1. Gegenstand des der Verfassungsbeschwerde zugrundeliegenden Verfahrens vor dem Oberlandesgericht war das Begehren der Beschwerdeführerin, den Landkreis Ravensburg zum weiteren Betrieb des von ihm getragenen Krankenhauses in Isny zu verpflichten. Mit dem angegriffenen Urteil wurde zum einen die Berufung der Beschwerdeführerin gegen das klageabweisende Urteil des Landgerichts Ravensburg abgewiesen, zum anderen die einstweilige Verfügung des Oberlandesgerichts Stuttgart vom 13. Februar 2013 aufgehoben, die den Landkreis Ravensburg zum Weiterbetrieb des Krankenhauses bis zur rechtskräftigen Entscheidung in der Hauptsache beziehungsweise einer damals noch für möglich erachteten Einigung der Parteien verpflichtet hatte. Zum Inhalt des Urteils vom 8. April 2014 wird auf die im Internet abrufbare ausführliche Pressemitteilung des Oberlandesgerichts Stuttgart vom selben Tag verwiesen.

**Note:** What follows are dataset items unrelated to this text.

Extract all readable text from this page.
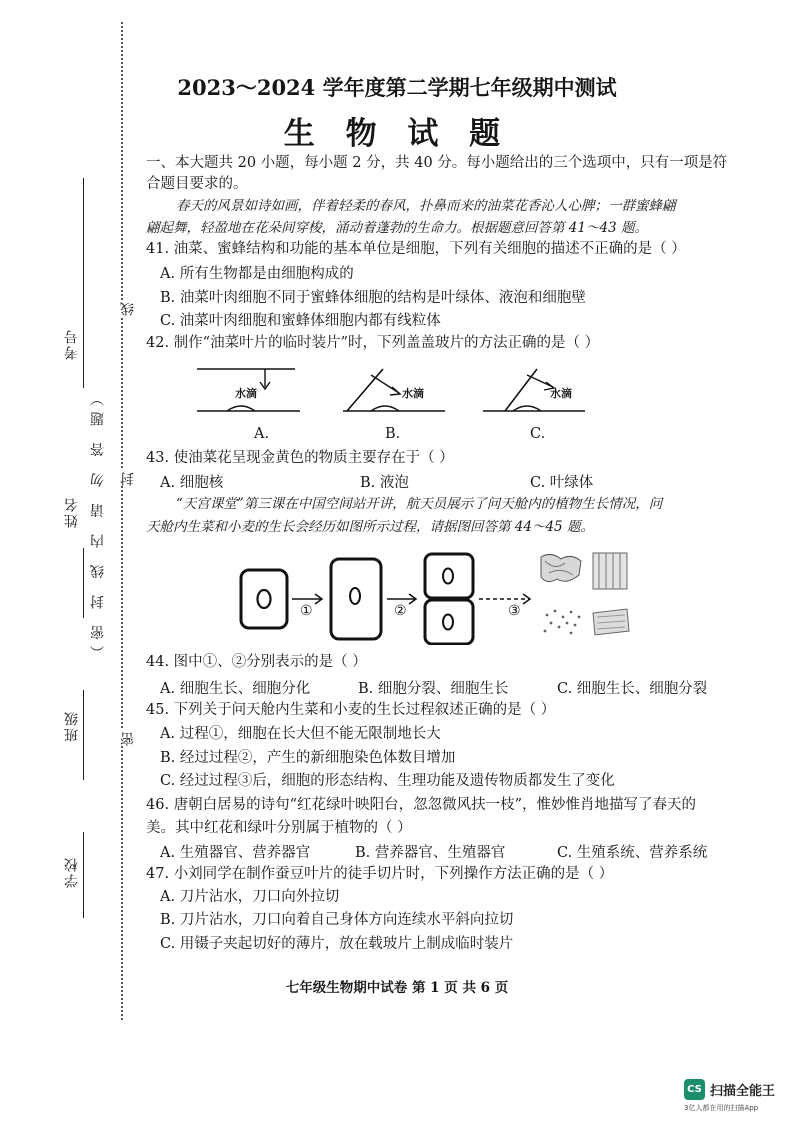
考号
姓名
班级
学校
（密 封 线 内 请 勿 答 题）
线
封
密
2023～2024 学年度第二学期七年级期中测试
生 物 试 题
一、本大题共 20 小题，每小题 2 分，共 40 分。每小题给出的三个选项中，只有一项是符
合题目要求的。
春天的风景如诗如画，伴着轻柔的春风，扑鼻而来的油菜花香沁人心脾；一群蜜蜂翩
翩起舞，轻盈地在花朵间穿梭，涌动着蓬勃的生命力。根据题意回答第 41～43 题。
41. 油菜、蜜蜂结构和功能的基本单位是细胞，下列有关细胞的描述不正确的是（ ）
A. 所有生物都是由细胞构成的
B. 油菜叶肉细胞不同于蜜蜂体细胞的结构是叶绿体、液泡和细胞壁
C. 油菜叶肉细胞和蜜蜂体细胞内都有线粒体
42. 制作“油菜叶片的临时装片”时，下列盖盖玻片的方法正确的是（ ）
水滴	水滴	水滴
A.	B.	C.
43. 使油菜花呈现金黄色的物质主要存在于（ ）
A. 细胞核	B. 液泡	C. 叶绿体
“天宫课堂”第三课在中国空间站开讲，航天员展示了问天舱内的植物生长情况，问
天舱内生菜和小麦的生长会经历如图所示过程，请据图回答第 44～45 题。
①	②	③
44. 图中①、②分别表示的是（ ）
A. 细胞生长、细胞分化	B. 细胞分裂、细胞生长	C. 细胞生长、细胞分裂
45. 下列关于问天舱内生菜和小麦的生长过程叙述正确的是（ ）
A. 过程①，细胞在长大但不能无限制地长大
B. 经过过程②，产生的新细胞染色体数目增加
C. 经过过程③后，细胞的形态结构、生理功能及遗传物质都发生了变化
46. 唐朝白居易的诗句“红花绿叶映阳台，忽忽微风扶一枝”，惟妙惟肖地描写了春天的
美。其中红花和绿叶分别属于植物的（ ）
A. 生殖器官、营养器官	B. 营养器官、生殖器官	C. 生殖系统、营养系统
47. 小刘同学在制作蚕豆叶片的徒手切片时，下列操作方法正确的是（ ）
A. 刀片沾水，刀口向外拉切
B. 刀片沾水，刀口向着自己身体方向连续水平斜向拉切
C. 用镊子夹起切好的薄片，放在载玻片上制成临时装片
七年级生物期中试卷 第 1 页 共 6 页
CS 扫描全能王
3亿人都在用的扫描App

Die Beschwerdeführerin hat am 23. April 2014 Verfassungsbeschwerde erhoben und den Erlass einer einstweiligen Anordnung beantragt. Sie hat die Auffassung vertreten, die Aufhebung der einstweiligen Verfügung und die ihr zugrunde liegende Verfahrensweise des Oberlandesgerichts verletze neben der Rechtsschutzgarantie insbesondere ihr Recht auf den gesetzlichen Richter und die Gewährung rechtlichen Gehörs.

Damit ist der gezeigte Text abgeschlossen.